Hepatocellular carcinoma

Assess cancer risk and identify opportunities for increased surveillance

Hepatocellular carcinoma (HCC) is the third leading cause of death from cancer in the world. While HCC can be effectively treated in its early stages, most patients are not diagnosed until they are symptomatic and at higher grades and stages, when the disease is less responsive to therapies. Laboratory testing and imaging can identify at-risk patients needing increased surveillance to help aid in early diagnosis.

Key testing

Included testing

DCP | Des-Gamma-Carboxy Prothrombin, Serum

  • Assesses risk for developing hepatocellular carcinoma (HCC) in patients with chronic liver disease.
  • Aids in the monitoring of HCC patients post-therapy if the des-gamma-carboxy prothrombin level was elevated prior to therapy.
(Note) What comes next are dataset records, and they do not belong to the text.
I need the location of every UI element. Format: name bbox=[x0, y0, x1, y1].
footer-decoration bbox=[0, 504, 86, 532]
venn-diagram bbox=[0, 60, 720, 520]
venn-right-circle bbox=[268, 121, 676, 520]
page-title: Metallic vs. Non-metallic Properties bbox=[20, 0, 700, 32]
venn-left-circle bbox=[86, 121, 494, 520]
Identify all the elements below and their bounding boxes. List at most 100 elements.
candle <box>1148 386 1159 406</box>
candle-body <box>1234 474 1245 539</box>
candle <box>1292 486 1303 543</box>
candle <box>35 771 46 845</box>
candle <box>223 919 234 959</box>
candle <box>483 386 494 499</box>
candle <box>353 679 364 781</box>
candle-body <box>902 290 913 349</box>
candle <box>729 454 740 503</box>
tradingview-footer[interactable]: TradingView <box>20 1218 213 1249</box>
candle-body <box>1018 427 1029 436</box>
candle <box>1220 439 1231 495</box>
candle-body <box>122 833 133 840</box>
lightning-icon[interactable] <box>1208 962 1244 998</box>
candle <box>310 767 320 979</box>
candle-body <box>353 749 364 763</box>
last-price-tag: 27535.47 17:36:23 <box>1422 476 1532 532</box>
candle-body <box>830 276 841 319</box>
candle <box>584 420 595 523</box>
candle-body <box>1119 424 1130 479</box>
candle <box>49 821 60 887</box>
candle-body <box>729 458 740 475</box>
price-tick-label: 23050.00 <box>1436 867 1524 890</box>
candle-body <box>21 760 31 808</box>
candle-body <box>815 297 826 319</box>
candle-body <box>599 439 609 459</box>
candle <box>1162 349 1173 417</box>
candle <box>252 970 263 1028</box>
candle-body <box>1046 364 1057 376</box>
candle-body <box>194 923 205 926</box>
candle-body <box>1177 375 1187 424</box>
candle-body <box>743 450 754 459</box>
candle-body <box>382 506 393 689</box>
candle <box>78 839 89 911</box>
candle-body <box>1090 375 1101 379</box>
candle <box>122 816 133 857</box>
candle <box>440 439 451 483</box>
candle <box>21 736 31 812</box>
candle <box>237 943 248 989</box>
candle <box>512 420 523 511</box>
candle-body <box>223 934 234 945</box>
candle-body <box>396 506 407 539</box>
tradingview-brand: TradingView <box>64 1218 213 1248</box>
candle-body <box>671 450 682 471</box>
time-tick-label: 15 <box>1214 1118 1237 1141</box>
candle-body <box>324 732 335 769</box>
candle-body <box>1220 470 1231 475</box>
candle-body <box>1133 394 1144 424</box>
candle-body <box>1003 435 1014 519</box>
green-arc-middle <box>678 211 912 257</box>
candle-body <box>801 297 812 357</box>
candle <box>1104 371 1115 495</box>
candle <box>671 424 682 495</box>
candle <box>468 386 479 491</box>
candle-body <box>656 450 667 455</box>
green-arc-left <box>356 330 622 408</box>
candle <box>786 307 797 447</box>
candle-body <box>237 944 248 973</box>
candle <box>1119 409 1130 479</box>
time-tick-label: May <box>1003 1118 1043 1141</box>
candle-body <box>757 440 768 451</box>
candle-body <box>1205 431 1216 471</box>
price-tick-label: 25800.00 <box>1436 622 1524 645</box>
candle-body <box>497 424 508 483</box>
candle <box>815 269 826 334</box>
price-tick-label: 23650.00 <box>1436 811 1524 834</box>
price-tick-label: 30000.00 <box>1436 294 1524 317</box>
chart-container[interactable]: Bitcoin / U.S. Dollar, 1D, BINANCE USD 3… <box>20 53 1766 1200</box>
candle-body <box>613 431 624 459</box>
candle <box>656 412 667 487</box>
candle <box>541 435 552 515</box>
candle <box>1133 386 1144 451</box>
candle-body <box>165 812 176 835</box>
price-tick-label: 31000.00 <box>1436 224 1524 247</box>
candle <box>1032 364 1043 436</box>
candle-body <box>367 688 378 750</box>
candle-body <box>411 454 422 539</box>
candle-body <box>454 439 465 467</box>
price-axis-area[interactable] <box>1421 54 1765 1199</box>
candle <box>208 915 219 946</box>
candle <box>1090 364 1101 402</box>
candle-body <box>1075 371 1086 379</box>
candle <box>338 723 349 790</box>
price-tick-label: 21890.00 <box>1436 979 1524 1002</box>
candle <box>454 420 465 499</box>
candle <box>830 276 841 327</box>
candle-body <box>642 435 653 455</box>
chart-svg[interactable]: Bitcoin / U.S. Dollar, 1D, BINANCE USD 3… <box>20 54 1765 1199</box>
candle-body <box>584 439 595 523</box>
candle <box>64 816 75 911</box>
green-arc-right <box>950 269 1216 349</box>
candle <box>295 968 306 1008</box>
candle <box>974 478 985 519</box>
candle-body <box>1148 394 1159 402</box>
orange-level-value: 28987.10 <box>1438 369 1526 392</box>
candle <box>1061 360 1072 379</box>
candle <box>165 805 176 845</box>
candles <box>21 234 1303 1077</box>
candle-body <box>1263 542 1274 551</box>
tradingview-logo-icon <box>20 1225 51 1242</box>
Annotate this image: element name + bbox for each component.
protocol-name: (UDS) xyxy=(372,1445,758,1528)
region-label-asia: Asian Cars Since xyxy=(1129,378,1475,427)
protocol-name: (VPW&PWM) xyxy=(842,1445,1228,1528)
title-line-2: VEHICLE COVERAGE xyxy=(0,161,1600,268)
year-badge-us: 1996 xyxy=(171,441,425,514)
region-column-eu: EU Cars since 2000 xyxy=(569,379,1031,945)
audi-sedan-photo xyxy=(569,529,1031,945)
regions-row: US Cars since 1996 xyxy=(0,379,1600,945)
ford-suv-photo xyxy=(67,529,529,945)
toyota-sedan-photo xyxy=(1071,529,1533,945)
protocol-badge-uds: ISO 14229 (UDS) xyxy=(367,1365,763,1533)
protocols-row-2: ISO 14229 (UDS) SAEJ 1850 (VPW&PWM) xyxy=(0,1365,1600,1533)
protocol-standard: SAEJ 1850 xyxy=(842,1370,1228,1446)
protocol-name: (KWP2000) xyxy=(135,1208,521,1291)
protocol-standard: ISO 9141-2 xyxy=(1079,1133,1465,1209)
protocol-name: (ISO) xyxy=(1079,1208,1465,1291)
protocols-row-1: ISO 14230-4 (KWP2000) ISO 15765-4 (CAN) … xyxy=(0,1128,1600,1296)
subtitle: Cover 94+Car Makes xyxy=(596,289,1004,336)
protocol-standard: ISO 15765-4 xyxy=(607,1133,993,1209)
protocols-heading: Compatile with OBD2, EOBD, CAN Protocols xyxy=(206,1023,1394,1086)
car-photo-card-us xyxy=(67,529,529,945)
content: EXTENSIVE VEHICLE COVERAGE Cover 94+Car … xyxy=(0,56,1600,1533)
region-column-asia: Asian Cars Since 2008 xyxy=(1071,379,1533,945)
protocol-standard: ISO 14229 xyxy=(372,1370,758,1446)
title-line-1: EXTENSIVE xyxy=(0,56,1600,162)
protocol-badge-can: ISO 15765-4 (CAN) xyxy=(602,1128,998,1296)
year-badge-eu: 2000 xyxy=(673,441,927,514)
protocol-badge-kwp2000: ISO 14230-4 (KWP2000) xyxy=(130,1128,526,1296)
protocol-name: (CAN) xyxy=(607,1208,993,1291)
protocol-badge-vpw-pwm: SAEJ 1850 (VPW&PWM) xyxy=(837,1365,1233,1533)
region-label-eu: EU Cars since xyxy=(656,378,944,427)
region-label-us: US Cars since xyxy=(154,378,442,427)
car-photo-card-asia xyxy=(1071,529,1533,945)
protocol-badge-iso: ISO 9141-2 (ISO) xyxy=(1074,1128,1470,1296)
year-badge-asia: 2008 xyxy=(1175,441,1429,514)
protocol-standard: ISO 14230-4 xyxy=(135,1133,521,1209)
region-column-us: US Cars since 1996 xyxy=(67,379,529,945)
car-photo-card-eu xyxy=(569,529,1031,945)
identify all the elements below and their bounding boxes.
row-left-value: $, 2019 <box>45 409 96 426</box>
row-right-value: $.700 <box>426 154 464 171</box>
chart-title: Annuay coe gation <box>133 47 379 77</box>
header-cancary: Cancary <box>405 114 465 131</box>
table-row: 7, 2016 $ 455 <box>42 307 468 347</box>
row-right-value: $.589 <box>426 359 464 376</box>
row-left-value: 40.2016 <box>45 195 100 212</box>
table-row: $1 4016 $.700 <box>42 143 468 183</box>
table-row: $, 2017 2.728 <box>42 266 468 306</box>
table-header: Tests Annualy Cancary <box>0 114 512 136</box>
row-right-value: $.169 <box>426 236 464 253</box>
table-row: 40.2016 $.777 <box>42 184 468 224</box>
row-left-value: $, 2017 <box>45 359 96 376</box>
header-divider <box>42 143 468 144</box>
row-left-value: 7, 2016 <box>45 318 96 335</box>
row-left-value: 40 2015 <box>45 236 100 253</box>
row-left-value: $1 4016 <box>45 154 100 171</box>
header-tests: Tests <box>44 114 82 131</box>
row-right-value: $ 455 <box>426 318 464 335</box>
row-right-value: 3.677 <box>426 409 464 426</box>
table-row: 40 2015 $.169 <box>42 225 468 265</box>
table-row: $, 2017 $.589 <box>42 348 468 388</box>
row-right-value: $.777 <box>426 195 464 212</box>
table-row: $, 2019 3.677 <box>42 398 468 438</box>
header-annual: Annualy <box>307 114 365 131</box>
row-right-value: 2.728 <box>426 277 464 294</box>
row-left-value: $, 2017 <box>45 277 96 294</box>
L3AFP | Alpha-Fetoprotein (AFP) L3% and Total, Hepatocellular Carcinoma Tumor Marker, Serum

  • Distinguishes between HCC and chronic liver disease.
  • Monitors individuals with hepatic cirrhosis from any etiology for progression to HCC.
  • Monitors individuals with a positive family history of hepatic cancer for development of HCC.
  • Monitors for development of HCC in individuals within specific ethnic and gender groups who do not have hepatic cirrhosis but have a confirmed diagnosis of chronic hepatitis B infection acquired early in life, including African males above age 20, Asian males above age 40, and Asian females above age 50.

AFP | Alpha-Fetoprotein (AFP) Tumor Marker, Serum

  • Monitors patients undergoing cancer therapy, especially for hepatocellular carcinoma.

Identify cases that would be missed by AFP alone

In a study of 74 patients, the use of a three-biomarker panel test detected 67 HCC cases (91%). The use of AFP alone would have detected only 45 HCC cases (60%), or 22 fewer cases than using a panel.